DfID spent about £4.6bn on programmes in health and other sectors between 2011 and 2015. Within this, £1.3bn focused more closely on maternal health, including family planning, reproductive healthcare and maternal and neonatal health. But Icai said investments were focused on short-term goals, and did not do enough to strengthen healthcare systems or target marginalised women or teenage girls.

By 2015, DfID claimed to have saved 103,000 women’s lives during pregnancy and childbirth, more than double its goal of 50,000. In an internal and unpublished review, this figure was revised down to 80,100.

Icai said the department relied on “unrealistic assumptions” to reach such figures. Compared with the review team’s observations in countries such as Malawi, the estimates appeared inflated.

Alison Evans, Icai’s chief commissioner, who led the review, said UK aid had expanded access to family planning, but added “… given the ambition, need and level of investment, the programmes fell short of what was required to achieve adequate progress.”

Health facilities in partner countries remained chronically under-resourced, with severe shortages of beds, healthcare workers and equipment, said Evans. In northern Malawi, an area visited as part of the review, heavily pregnant women camped outside health facilities for up to a month before giving birth.
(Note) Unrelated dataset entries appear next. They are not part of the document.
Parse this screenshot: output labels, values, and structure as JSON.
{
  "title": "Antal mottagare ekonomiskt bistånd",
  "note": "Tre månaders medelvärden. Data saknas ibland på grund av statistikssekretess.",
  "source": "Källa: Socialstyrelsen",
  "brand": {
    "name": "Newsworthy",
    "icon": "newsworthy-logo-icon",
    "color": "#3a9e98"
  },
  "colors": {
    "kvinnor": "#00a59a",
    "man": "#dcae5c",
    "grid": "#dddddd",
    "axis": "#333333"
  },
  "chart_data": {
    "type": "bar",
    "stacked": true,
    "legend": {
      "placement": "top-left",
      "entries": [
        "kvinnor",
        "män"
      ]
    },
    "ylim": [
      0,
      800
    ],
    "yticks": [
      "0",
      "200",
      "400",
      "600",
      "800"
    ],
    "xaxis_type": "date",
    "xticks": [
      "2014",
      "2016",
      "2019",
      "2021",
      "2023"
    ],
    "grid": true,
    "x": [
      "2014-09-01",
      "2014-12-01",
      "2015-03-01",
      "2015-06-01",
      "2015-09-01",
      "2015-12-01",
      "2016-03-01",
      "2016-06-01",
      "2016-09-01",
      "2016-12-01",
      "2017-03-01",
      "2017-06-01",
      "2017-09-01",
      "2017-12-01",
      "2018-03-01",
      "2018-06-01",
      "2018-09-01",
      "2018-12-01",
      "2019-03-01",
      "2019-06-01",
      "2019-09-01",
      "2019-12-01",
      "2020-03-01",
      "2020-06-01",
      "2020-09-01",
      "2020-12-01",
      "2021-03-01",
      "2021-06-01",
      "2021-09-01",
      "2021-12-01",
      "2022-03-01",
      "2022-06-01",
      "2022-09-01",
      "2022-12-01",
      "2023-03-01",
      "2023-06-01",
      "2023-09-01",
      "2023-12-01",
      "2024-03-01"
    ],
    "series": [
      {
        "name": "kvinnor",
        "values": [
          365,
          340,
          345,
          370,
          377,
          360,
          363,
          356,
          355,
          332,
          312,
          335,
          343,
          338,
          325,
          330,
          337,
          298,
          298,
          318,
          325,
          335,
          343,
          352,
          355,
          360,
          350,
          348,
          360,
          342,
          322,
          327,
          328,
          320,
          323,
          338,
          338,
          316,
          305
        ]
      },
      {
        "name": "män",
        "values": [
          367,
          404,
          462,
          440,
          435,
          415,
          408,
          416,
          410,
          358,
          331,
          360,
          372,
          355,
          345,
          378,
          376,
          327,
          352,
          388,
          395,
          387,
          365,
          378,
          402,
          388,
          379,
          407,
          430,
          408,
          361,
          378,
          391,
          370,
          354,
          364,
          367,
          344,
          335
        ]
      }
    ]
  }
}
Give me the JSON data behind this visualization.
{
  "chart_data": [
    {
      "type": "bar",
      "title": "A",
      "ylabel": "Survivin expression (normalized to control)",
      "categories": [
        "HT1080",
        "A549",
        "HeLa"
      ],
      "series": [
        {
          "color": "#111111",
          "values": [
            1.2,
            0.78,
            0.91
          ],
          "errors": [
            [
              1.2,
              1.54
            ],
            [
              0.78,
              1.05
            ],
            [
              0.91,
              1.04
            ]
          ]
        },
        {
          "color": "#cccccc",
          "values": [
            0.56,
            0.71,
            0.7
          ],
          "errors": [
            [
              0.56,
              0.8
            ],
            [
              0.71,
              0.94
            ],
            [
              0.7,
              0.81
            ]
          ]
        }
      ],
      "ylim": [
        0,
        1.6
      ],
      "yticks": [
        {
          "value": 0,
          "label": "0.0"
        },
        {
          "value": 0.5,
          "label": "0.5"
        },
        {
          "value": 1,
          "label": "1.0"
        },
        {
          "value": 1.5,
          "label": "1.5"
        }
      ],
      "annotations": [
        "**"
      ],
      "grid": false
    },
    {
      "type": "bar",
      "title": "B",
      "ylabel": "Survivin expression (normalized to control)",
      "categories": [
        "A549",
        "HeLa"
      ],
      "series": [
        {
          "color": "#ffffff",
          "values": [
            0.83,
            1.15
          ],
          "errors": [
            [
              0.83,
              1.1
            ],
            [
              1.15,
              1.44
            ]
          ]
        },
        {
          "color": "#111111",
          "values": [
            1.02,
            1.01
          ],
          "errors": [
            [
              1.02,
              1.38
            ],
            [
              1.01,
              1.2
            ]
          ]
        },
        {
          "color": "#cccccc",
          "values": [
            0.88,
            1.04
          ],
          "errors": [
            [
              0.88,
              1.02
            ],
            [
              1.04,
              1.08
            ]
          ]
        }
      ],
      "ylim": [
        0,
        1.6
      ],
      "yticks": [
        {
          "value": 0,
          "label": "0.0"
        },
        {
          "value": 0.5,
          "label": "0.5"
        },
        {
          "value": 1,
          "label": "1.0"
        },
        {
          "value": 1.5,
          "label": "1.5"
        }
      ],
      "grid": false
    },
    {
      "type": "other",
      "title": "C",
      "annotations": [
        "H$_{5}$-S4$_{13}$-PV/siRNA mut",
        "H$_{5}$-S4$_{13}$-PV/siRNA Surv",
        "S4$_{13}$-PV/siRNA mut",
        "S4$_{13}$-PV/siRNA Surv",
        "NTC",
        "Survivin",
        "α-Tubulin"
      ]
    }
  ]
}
“They are waiting because they are not sure where they are in their pregnancy cycle because of the lack of ultrasound equipment and the lack of effective dating of pregnancies,” she said. “They don’t know how close to their due dates they are and because they are fearful of giving birth in a situation where there may not be a skilled attendant they wait outside facilities, sometimes for up to a month, sometimes in makeshift accommodation.”

UK aid programmes had fallen short of targets to improve emergency obstetric and neonatal care, according to the review.

DfID had promised to prioritise the poorest 40% of women, as well as girls aged between 15 and 19 years. But Icai found that few programmes included specific measures to reach these groups, nor did the department monitor whether its programmes were reaching teenage girls.

It also failed to include measures that would tackle discrimination and abuse of women in health facilities.

Sean Roberts, policy and campaigns officer at Health Poverty Action, said UK aid must be better targeted at the most vulnerable groups. “Indigenous women die far more often in childbirth than other women,” he said. “If DfID wants to meet its commitment to leave no one behind it must implement a robust action plan to address the maternal health of indigenous women and other excluded groups.”

While UK aid had improved access to family planning for millions of women, in Malawi such programmes were delivered through non-state providers. Such partnerships allowed funding to quickly reach large numbers of people, but risked displacing public sector services, said Evans.

“You have this problem of sustainability,” she said. “The public sector is not able to gear itself up to provide a similar level of outreach.”

The review team visited a sample of programmes in Malawi and the Democratic Republic of the Congo, as well as analysing published literature, DfID policy documents and conducting interviews with experts.

Icai warned that health facilities struggled to ensure a reliable supply of contraceptives. It added that DfID had championed reproductive rights at the international level, but done less work to encourage legal, policy and cultural change in partner countries.

DfID said in a statement that the UK is a global leader in promoting reproductive health, and added that the review was not representative of all the department’s work.

“We welcome Icai’s acknowledgement that UK aid is helping women around the world access the life-saving services they need, but it is disappointing the report has made some generalisations from a selected portion of our programming and also does not fully reflect the full impact of our work, especially in recent years,” the statement said.